Fin qui tutto chiaro? Spero di sì! E adesso
entriamo nel vivo del problema attuale e in particolare su quel “lo” del
titolo; cosa succede se il mestiere di cui sopra viene esercitato da un uomo? E
soprattutto se questo signore ha molto successo e guadagna cifre importanti che
gli permettono di tenere un alto tenore di vita?

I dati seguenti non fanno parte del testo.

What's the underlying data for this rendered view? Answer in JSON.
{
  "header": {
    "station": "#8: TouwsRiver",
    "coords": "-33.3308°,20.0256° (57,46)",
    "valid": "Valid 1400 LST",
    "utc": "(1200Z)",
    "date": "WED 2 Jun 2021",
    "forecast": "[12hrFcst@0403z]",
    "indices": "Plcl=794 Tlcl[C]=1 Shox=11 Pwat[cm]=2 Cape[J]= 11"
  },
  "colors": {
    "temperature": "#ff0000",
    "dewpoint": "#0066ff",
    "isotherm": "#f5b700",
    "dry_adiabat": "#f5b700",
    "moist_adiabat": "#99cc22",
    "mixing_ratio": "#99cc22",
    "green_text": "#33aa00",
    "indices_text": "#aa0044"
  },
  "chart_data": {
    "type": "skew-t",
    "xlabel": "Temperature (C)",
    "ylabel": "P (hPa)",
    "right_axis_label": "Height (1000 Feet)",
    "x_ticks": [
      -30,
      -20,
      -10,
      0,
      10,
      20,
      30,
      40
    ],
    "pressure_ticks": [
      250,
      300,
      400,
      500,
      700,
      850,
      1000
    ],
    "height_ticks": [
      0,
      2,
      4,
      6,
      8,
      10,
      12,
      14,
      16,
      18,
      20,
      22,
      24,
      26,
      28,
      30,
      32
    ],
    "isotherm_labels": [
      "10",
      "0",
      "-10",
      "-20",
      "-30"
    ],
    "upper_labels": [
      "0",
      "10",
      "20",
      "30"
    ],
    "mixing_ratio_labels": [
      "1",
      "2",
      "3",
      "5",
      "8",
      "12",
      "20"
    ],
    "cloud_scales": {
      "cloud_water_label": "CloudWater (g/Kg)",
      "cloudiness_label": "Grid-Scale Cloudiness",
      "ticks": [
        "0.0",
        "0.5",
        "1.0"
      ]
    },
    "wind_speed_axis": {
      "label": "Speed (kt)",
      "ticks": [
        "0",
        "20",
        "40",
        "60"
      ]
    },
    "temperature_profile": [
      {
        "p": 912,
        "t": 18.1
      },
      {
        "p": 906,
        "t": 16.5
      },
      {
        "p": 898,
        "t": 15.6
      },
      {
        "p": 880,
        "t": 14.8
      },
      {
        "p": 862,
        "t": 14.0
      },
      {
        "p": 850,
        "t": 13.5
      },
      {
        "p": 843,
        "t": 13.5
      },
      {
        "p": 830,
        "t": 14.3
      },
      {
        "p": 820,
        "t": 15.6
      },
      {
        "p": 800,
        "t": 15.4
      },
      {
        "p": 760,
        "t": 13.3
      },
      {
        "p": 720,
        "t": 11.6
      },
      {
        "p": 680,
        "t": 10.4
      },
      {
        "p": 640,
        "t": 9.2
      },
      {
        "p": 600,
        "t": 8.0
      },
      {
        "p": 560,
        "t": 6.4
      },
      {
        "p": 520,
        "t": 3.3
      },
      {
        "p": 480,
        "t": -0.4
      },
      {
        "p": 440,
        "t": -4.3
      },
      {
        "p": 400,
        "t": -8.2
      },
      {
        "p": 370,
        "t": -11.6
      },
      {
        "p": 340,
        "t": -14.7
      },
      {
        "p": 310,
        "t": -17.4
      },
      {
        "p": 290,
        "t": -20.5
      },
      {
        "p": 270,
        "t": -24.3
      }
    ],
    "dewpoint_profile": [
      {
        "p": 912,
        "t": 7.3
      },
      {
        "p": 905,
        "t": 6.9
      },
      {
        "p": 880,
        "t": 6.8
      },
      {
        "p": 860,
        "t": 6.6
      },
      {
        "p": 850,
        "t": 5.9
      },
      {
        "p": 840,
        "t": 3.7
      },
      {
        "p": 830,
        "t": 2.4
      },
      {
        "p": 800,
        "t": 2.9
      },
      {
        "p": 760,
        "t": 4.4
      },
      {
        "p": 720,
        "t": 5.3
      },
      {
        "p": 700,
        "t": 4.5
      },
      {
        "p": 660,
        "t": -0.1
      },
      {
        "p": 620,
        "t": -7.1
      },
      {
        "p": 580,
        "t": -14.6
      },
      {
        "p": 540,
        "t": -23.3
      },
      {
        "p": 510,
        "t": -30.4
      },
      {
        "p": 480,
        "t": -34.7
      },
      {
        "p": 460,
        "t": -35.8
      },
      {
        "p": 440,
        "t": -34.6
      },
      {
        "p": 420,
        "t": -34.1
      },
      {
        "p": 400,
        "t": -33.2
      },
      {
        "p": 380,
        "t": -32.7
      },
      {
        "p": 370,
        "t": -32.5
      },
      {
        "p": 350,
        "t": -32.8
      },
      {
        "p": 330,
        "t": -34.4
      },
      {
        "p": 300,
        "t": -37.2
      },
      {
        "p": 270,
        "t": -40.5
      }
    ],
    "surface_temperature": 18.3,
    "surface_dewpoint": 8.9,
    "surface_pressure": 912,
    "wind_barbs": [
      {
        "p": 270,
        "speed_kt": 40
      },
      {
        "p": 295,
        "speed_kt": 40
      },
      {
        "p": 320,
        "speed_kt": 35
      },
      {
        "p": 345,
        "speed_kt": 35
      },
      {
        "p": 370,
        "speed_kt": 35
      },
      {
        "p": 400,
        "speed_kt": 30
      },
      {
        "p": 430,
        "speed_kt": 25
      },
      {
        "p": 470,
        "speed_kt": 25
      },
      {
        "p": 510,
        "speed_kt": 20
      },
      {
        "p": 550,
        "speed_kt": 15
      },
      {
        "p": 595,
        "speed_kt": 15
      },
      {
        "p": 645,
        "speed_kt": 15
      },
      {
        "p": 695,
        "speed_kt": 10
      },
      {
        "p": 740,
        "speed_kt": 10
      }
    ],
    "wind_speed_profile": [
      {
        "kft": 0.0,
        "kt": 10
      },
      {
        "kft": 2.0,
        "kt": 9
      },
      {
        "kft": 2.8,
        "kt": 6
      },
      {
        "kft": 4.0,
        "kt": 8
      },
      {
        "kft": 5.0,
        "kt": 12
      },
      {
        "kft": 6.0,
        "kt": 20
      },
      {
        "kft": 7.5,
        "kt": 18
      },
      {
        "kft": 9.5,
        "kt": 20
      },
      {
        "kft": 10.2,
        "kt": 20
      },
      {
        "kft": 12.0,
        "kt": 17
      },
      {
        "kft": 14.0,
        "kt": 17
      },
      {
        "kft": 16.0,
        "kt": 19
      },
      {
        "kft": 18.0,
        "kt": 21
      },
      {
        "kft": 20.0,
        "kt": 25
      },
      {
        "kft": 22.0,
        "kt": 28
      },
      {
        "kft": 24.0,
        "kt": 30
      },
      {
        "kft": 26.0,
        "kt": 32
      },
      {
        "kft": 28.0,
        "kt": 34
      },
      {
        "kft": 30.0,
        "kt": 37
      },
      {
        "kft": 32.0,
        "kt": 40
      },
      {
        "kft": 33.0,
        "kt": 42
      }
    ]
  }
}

È il caso di un signore di 39 anni che
chiameremo Mario e che esercita ovviamente in tutta Italia, ma in particolare
nelle zone del Nord tra Bologna e Mutilano; a questo signore è stata notificata
una cartella delle tasse dall’Agenzia delle Entrate di 200/mila euro (se paga
subito 70/mila a forfait).
Come ha fatto lo Stato a identificare i
guadagni del nostro “escort”? Semplicemente si è limitato a “presumerli” da
tutta una serie di parametri che vanno dai versamenti in banca ai locali
frequentati, insomma, dal tenore di vita, dato che il nostro Mario non figura in nessun
comparto produttivo.
Avrebbe potuto mettersi in regola comparendo
come “massaggiatore” e avendo prestazioni occasionali, ma dato che lui non ha
questa “qualifica”, risulta a tutti gli effetti senza un lavoro e non denuncia
quasi nulla.
Primo commento di Mario: “se lo Stato prende
una parte dei proventi del mio lavoro, allora è sfruttamento della
prostituzione” e partendo da questa affermazione chiarisce che uno Stato che
chiede le tasse a un escort ma non mette
in regola chi pratica questo mestiere, è ipocrita, o meglio, non trovo alcuna
differenza con un “magnaccia”.
Ma spostiamo il problema su “le” escort, cioè
le donne che praticano lo stesso lavoro del nostro Mario; queste signore o
signorine, pagano le tasse? Sembra proprio di sì, con la differenza che si
nascondono e quindi accettano di pagare mentendo su quello che fanno e stanno
zitte per vergogna e per non essere additate per quello che sono (una
prostituta).
Oppure, un altro scamotto che le escort
mettono in atto è quello di portare tutti i propri averi all’estero – sia gli
introiti che gli utilizzi – e con questo sistema lo Stato perde un sacco di
soldi; se invece sei un uomo, non hai nessuna vergogna a dire la verità sul tuo
lavoro - anzi ne vai fiero - e dire che
sei un accompagnatore a pagamento e quindi se lo Stato vuole parte dei tuoi
introiti deve darti in cambio quelle tutele sul lavoro che vengono date agli
altri cittadini.
Se a Mario si propone la riapertura delle
case di tolleranza e la conseguente abolizione della Legge Merlin (c’è una
raccolta di firme per un referendum che chiede l’abrogazione della legge), egli
– da esperto – afferma che al giorno d’oggi non avrebbero senso, però ci
vorrebbe un’assicurazione sulle e sugli escort, un sindacato, insomma essere
messi in regola come qualsiasi prestatore di servizi.
E allora aspettiamo il prossimo sciopero
degli e delle escort!! Chiaro il concetto??